The budget is nearly balanced with total revenues projected at $210,582,460 and expenses at $210,949,395. The projected ending fund balance as of June 2027, assigned and unassigned, is $28,136,055 or approximately 13% of the budget.

A fund balance is necessary in order to fund expenses in the summer months because, based on the timing of cash flow, the district does not receive a majority of its funding until mid-September, Houser said.

The school auditor recommended maintaining about two months’ worth of expenses in the fund balance, according school board President Elizabeth Warner.

Having a strong balance also maintains North Allegheny’s Double-AA rating, a beneficial situation for a school district. This lowers debt costs and results in better interest rates when borrowing.

The school district will have to acquire new debt for a $10 million bond offering for initial funding of the renovation of three elementary schools — and both of the high schools.

Early cost estimates for the overall renovation of the three elementary schools and the intermediate and senior high schools, including a reconstruction of the natatorium, is more than $226 million, as of a March presentation to the school board. Construction completion will vary between the schools but is proposed to be between 2028 and 2030.

The majority of the budget, $159 million, is funded by local revenue, mostly of current real estate. This includes the assumed growth rate of 0.59%.

“This really determines what revenue we can expect for next year,” said Houser, in the preliminary budget presentation in October.

Because the state has not passed its budget yet, the school district is estimating it will receive $48 million. Federal revenue is $3.1 million. The Act 1 index equates to approximately $4.5 million of additional revenue.

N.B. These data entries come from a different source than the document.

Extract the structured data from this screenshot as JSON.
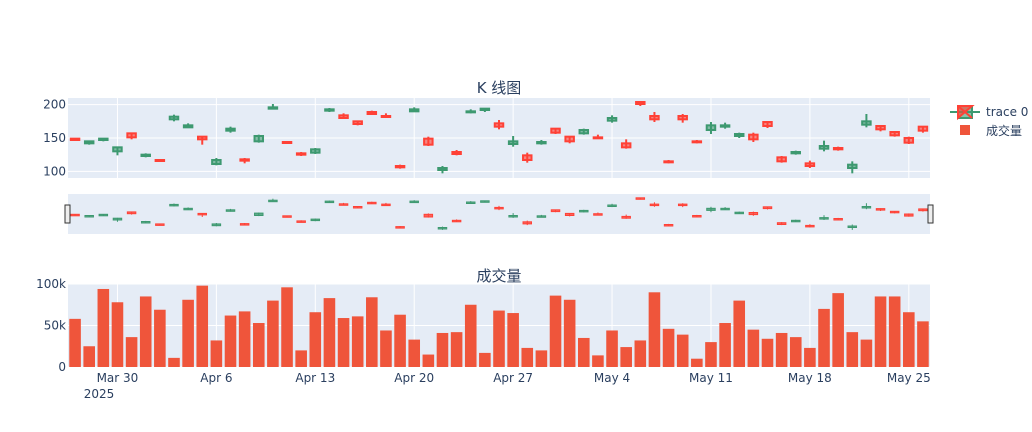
{
  "chart_data": [
    {
      "type": "candlestick",
      "title": "K 线图",
      "ylim": [
        90,
        210
      ],
      "y_ticks": [
        100,
        150,
        200
      ],
      "y_tick_labels": [
        "100",
        "150",
        "200"
      ],
      "increasing_color": "#3d9970",
      "decreasing_color": "#ff4136",
      "x": [
        "2025-03-27",
        "2025-03-28",
        "2025-03-29",
        "2025-03-30",
        "2025-03-31",
        "2025-04-01",
        "2025-04-02",
        "2025-04-03",
        "2025-04-04",
        "2025-04-05",
        "2025-04-06",
        "2025-04-07",
        "2025-04-08",
        "2025-04-09",
        "2025-04-10",
        "2025-04-11",
        "2025-04-12",
        "2025-04-13",
        "2025-04-14",
        "2025-04-15",
        "2025-04-16",
        "2025-04-17",
        "2025-04-18",
        "2025-04-19",
        "2025-04-20",
        "2025-04-21",
        "2025-04-22",
        "2025-04-23",
        "2025-04-24",
        "2025-04-25",
        "2025-04-26",
        "2025-04-27",
        "2025-04-28",
        "2025-04-29",
        "2025-04-30",
        "2025-05-01",
        "2025-05-02",
        "2025-05-03",
        "2025-05-04",
        "2025-05-05",
        "2025-05-06",
        "2025-05-07",
        "2025-05-08",
        "2025-05-09",
        "2025-05-10",
        "2025-05-11",
        "2025-05-12",
        "2025-05-13",
        "2025-05-14",
        "2025-05-15",
        "2025-05-16",
        "2025-05-17",
        "2025-05-18",
        "2025-05-19",
        "2025-05-20",
        "2025-05-21",
        "2025-05-22",
        "2025-05-23",
        "2025-05-24",
        "2025-05-25",
        "2025-05-26"
      ],
      "open": [
        149,
        142,
        147,
        130,
        157,
        123,
        117,
        178,
        166,
        152,
        111,
        161,
        118,
        145,
        194,
        144,
        127,
        128,
        191,
        184,
        175,
        189,
        183,
        108,
        190,
        149,
        102,
        129,
        189,
        192,
        172,
        141,
        124,
        142,
        164,
        152,
        157,
        151,
        176,
        142,
        204,
        183,
        115,
        183,
        145,
        162,
        167,
        153,
        155,
        174,
        121,
        127,
        112,
        134,
        135,
        105,
        170,
        168,
        159,
        150,
        167
      ],
      "close": [
        147,
        145,
        149,
        136,
        151,
        125,
        116,
        182,
        169,
        148,
        117,
        164,
        116,
        153,
        196,
        143,
        125,
        133,
        193,
        180,
        171,
        186,
        182,
        106,
        193,
        140,
        105,
        126,
        190,
        194,
        167,
        145,
        117,
        144,
        158,
        145,
        162,
        150,
        180,
        136,
        201,
        178,
        114,
        178,
        144,
        169,
        169,
        156,
        148,
        168,
        115,
        129,
        108,
        138,
        133,
        110,
        175,
        163,
        154,
        143,
        161
      ],
      "high": [
        150,
        146,
        150,
        137,
        158,
        127,
        118,
        185,
        172,
        153,
        120,
        167,
        120,
        155,
        201,
        145,
        129,
        135,
        195,
        187,
        176,
        191,
        187,
        110,
        196,
        152,
        108,
        132,
        193,
        195,
        177,
        153,
        128,
        147,
        165,
        153,
        164,
        155,
        184,
        148,
        205,
        189,
        117,
        186,
        147,
        174,
        173,
        158,
        158,
        175,
        123,
        131,
        116,
        146,
        137,
        115,
        186,
        169,
        160,
        152,
        168
      ],
      "low": [
        146,
        140,
        145,
        124,
        148,
        121,
        114,
        175,
        165,
        140,
        109,
        158,
        112,
        143,
        193,
        141,
        123,
        126,
        189,
        179,
        169,
        185,
        180,
        104,
        189,
        138,
        97,
        124,
        187,
        189,
        163,
        137,
        113,
        140,
        156,
        142,
        155,
        149,
        173,
        134,
        198,
        174,
        112,
        173,
        142,
        156,
        164,
        150,
        144,
        165,
        113,
        125,
        105,
        130,
        131,
        97,
        166,
        160,
        152,
        141,
        158
      ]
    },
    {
      "type": "bar",
      "title": "成交量",
      "ylim": [
        0,
        100000
      ],
      "y_ticks": [
        0,
        50000,
        100000
      ],
      "y_tick_labels": [
        "0",
        "50k",
        "100k"
      ],
      "color": "#ef553b",
      "values": [
        58000,
        25000,
        94000,
        78000,
        36000,
        85000,
        69000,
        11000,
        81000,
        98000,
        32000,
        62000,
        67000,
        53000,
        80000,
        96000,
        20000,
        66000,
        83000,
        59000,
        61000,
        84000,
        44000,
        63000,
        33000,
        15000,
        41000,
        42000,
        75000,
        17000,
        68000,
        65000,
        23000,
        20000,
        86000,
        81000,
        35000,
        14000,
        44000,
        24000,
        32000,
        90000,
        46000,
        39000,
        10000,
        30000,
        53000,
        80000,
        45000,
        34000,
        41000,
        36000,
        23000,
        70000,
        89000,
        42000,
        33000,
        85000,
        85000,
        66000,
        55000
      ]
    }
  ],
  "x_axis": {
    "tick_labels": [
      "Mar 30",
      "Apr 6",
      "Apr 13",
      "Apr 20",
      "Apr 27",
      "May 4",
      "May 11",
      "May 18",
      "May 25"
    ],
    "tick_dates": [
      "2025-03-30",
      "2025-04-06",
      "2025-04-13",
      "2025-04-20",
      "2025-04-27",
      "2025-05-04",
      "2025-05-11",
      "2025-05-18",
      "2025-05-25"
    ],
    "year_label": "2025"
  },
  "legend": {
    "placement": "top-right",
    "items": [
      {
        "label": "trace 0",
        "icon": "candlestick-icon"
      },
      {
        "label": "成交量",
        "icon": "bar-swatch-icon"
      }
    ]
  },
  "rangeslider": true
}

North Allegheny’s millage rate currently is more than 23% lower than the county average, which is more than 25.6, according to the presentation.

The district finance department’s budget preparation begins in the fall, working with budget owners, department heads, principals and administration on the following years’ projected budgetary needs to create a preliminary budget. This was presented and passed by the school board in November.

The proposed final budget will be distributed to all local municipalities, Northland Public Library and school buildings for public inspection.

Houser said the budget document already is online via the Board Docs page under the School Board tab at northallegheny.org. It must be distributed to all local municipalities, the library and school buildings at least 20 days before final approval.

The final budget for 2026-27 will be reviewed for any necessary changes and voted upon at the school board’s meeting at 7 p.m. May 20.